Companies investing in online learning often don’t have the tools or practices to effectively evaluate their learning experiences. They tend to focus on shallow metrics such as course completion or number of questions answered correctly in activities. While students may complete a course, there’s no telling if there’s behaviour change, which should be the goal of the learning experience, and without the full picture of the impact of the learning experience, there’s no knowing its return on investment.
Successful learning experiences should increase skills and competencies in employees and teams, as well as contribute to an organisational learning culture, all while increasing revenue and decreasing costs. Measuring completion rates and final grades, particularly in self-directed online courses, will only result in poorly perceived adoption rates and in all likelihood, waning support from budget holders.
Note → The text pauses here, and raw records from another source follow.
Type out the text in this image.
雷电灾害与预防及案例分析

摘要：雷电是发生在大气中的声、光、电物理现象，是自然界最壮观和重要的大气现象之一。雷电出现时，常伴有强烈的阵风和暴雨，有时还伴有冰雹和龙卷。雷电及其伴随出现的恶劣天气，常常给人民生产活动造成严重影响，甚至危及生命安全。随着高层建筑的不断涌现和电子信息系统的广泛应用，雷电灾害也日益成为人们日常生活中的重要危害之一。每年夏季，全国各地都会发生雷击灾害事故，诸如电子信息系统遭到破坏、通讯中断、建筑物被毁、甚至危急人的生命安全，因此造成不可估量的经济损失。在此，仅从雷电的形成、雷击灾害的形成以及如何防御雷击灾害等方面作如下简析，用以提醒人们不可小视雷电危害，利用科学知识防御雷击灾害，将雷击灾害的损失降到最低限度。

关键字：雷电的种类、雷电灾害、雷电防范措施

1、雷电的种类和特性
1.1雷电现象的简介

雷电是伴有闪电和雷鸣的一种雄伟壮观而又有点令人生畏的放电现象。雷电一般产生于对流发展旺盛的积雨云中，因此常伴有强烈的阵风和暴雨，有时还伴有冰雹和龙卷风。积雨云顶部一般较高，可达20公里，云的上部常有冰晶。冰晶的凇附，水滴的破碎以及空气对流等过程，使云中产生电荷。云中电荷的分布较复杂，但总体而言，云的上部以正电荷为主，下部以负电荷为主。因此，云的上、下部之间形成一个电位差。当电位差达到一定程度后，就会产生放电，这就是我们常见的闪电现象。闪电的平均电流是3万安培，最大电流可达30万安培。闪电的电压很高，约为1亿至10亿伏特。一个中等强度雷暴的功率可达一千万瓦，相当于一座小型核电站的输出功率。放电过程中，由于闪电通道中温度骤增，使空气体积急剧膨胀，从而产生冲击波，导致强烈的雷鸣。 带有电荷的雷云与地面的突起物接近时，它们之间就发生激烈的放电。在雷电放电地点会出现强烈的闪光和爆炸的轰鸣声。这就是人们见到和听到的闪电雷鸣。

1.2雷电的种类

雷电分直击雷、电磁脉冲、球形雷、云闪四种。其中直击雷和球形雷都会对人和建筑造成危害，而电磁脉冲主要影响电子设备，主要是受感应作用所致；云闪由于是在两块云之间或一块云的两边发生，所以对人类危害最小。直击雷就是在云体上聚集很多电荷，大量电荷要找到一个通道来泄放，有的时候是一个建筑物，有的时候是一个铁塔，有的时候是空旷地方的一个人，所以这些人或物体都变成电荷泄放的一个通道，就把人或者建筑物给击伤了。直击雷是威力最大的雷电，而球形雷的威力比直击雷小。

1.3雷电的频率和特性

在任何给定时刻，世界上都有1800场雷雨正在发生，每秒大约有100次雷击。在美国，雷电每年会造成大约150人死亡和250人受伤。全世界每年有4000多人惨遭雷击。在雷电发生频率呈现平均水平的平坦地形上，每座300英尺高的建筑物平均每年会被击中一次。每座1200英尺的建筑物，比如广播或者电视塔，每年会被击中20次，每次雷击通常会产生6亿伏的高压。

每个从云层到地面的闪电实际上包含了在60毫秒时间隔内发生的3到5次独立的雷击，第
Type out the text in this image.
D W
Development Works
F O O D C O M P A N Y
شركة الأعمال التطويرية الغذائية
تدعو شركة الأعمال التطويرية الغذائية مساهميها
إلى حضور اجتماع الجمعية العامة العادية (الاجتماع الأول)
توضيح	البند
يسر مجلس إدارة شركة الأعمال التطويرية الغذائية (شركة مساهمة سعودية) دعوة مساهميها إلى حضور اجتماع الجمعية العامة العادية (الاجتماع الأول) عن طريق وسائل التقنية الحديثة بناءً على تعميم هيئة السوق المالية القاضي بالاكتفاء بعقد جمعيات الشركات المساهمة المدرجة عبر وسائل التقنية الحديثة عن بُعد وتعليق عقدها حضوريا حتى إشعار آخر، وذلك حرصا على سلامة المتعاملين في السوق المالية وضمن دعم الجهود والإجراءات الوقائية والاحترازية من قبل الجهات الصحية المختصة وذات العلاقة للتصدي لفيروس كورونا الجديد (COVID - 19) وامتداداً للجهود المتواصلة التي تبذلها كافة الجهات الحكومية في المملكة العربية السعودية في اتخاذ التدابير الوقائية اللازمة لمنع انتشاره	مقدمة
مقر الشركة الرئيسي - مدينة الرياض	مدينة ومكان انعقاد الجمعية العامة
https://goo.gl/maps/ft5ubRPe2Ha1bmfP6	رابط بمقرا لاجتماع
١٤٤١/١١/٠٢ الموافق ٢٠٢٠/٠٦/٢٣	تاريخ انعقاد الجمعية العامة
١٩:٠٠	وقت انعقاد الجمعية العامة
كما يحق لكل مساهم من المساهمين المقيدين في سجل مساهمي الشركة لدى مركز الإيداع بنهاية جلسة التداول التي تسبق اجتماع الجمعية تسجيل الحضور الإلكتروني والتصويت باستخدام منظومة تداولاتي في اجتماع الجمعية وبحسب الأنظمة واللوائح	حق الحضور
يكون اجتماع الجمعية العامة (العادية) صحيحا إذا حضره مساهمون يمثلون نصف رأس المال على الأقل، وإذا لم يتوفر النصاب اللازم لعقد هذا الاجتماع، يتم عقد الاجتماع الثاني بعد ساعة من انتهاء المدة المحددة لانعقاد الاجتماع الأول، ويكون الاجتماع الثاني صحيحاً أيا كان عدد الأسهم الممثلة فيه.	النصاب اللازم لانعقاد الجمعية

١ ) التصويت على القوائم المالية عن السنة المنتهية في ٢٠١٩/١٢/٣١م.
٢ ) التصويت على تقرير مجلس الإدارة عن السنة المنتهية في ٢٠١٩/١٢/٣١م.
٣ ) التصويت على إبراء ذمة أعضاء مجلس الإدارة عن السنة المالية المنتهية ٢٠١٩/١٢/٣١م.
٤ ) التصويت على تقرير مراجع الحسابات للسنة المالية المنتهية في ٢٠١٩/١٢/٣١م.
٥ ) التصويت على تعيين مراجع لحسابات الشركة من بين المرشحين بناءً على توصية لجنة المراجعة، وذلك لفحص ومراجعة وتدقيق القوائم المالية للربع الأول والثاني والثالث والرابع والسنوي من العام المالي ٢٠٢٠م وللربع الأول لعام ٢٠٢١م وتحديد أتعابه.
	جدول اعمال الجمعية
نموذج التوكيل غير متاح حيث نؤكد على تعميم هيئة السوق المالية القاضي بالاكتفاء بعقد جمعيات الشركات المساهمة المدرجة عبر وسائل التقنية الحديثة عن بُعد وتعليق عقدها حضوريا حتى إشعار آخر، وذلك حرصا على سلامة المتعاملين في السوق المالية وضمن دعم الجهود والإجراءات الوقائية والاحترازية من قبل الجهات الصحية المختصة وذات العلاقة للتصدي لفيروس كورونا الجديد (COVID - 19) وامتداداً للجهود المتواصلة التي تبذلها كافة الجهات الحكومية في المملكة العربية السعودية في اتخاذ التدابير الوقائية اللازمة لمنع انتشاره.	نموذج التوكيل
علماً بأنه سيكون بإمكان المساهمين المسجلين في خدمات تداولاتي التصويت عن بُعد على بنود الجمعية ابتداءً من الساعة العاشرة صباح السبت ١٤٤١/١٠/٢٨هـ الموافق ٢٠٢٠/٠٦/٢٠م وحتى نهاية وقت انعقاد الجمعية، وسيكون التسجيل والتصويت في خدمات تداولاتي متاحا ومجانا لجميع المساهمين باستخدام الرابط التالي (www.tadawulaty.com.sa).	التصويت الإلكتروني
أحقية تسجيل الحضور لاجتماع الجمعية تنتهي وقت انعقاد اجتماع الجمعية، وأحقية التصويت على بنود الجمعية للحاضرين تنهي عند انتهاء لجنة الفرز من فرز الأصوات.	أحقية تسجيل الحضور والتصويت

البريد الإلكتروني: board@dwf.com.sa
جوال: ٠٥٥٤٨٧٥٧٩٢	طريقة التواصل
So, how do you measure the impact of learning?
This is where we can draw on the principles of monitoring and evaluation and a few well-known learning evaluation models.
Monitoring and Evaluation
Monitoring and Evaluation is an approach predominantly used to measure the effectiveness of programmes or initiatives in the development sector with the intention of having maximum impact. The principles of this approach can also be translated to measuring online learning experiences:
Set clear objectives and goals for what success looks like, and which criteria to measure the programme’s progress from beginning to end.
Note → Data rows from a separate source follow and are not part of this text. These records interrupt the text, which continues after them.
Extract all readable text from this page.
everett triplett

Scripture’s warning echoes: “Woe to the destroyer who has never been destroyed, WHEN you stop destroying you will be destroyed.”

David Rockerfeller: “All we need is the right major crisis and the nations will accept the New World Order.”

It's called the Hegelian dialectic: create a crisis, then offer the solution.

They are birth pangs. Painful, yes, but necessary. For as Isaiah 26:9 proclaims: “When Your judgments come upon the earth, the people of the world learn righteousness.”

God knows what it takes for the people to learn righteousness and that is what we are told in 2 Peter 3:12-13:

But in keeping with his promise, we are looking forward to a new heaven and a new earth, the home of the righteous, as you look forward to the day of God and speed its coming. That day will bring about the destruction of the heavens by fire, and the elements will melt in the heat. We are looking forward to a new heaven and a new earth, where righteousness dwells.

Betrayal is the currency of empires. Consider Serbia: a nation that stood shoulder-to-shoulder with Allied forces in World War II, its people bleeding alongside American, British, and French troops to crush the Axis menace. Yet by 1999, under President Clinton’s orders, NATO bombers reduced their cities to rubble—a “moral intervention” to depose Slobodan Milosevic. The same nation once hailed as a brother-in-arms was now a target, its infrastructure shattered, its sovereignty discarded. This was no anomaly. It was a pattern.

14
Collect and analyse data at the beginning of the programme to serve as your baseline. From then, regularly collect data relevant to the programme’s goals and that indicate the level of its effectiveness.
Upon analysis of the data, make changes and iterate throughout the programme implementation to improve the programme’s impact.
At the end of the programme, compare your findings with the data collected at the beginning of the programme to determine whether there is a change in behaviour or competences and what can be improved going forward.
With a monitoring and evaluation mindset, you’ll be able to more effectively implement and design criteria for evaluating learning effectiveness.
What are learning evaluations?
Learning evaluations are the criteria you will analyse to determine the success of your learning experiences. There are a few theorists who have developed different learning evaluation models, which suggest key evaluation criteria relating to the micro-level (the learning experience itself) as well as the macro-level (its impact on your business and even society). For example, Kirkpatrick’s Model founded by training expert, Donald Kirkpatrick, indicates that a learning experience should be evaluated across the following four levels:
Roger Kaufman, an expert in evaluation and needs assessment, expanded upon Kirkpatrick’s model to include an evaluation of a learning experiences’ societal impact in what is termed Kaufman’s Five Levels of Evaluation.
Some models, such as Brinkerhoff’s model, don’t evaluate all learners’ progress but compare the most successful case to the least successful case to determine what needs changing in future learning experiences. It is recommended that you use this model in conjunction with others.
What to evaluate?
Knowing your general evaluation criteria introduced above is a good start, but you also need to identify the specific metrics that indicate whether the learning was successful or not.
Begin with tracking the achievement of the learning objectives. At the start of the learning design process, you should have decided on objectives and competences that learners would attain through the learning experience. These not only help to clarify the learning and motivate the learner towards specific goals, but are also useful for measuring whether the learning experience achieved the objectives or not. For tips on how to create a strategy for your online learning experience and set learning objectives, have a look at this article.
Other metrics for evaluation include:
CONDUCT ASSESSMENTS: Assess your employees’ capabilities and competencies before and after the training through simple baseline surveys and knowledge checks to determine whether there has been any development.
TRACK ENGAGEMENT: Tracking course completion and the grades achieved on individual assessments as well as the course as a whole, as well as learner’s engagement on the course through clicks, time spent, contribution to discussion forums and liking or sharing of content will help determine the success of your course.
MEASURE RESULTS: Observing an increase or decrease in grades and determining what prompted this change will assist in understanding whether content and your learner’s experience of the content has been impactful, whether there are knowledge gaps based on their understanding or on the course design.
ANALYSE DATA: Analysing data from the leaderboards as well as course levels, badges and rewards achieved in gamified learning experiences also contributes to the measurement of impact of a course.
Using digital data, through xAPI, is also a good indicator to note how learners interact with your course and other online platforms in your organisation. xAPI, or Experience Application Programme Interface, allows you to track and view how learners use your course, what they click, how much time is spent on which activities or content, what was revisited, and so forth. This data is invaluable when analysing the success of individual components of your course. In the case of informal workplace learning where employees are largely self-led in their learning, xAPI can also track engagement with different browser tabs and applications, giving you a sense of the employee’s commitment to continual learning.
Ultimately, having an understanding of the various learning evaluation models and identifying useful metrics are the first step toward effective evaluation of your online learning experiences. Coupling this with understanding your learning analytics will result in more enhanced and accurate learning return on investment and more improved learning experiences for your learners.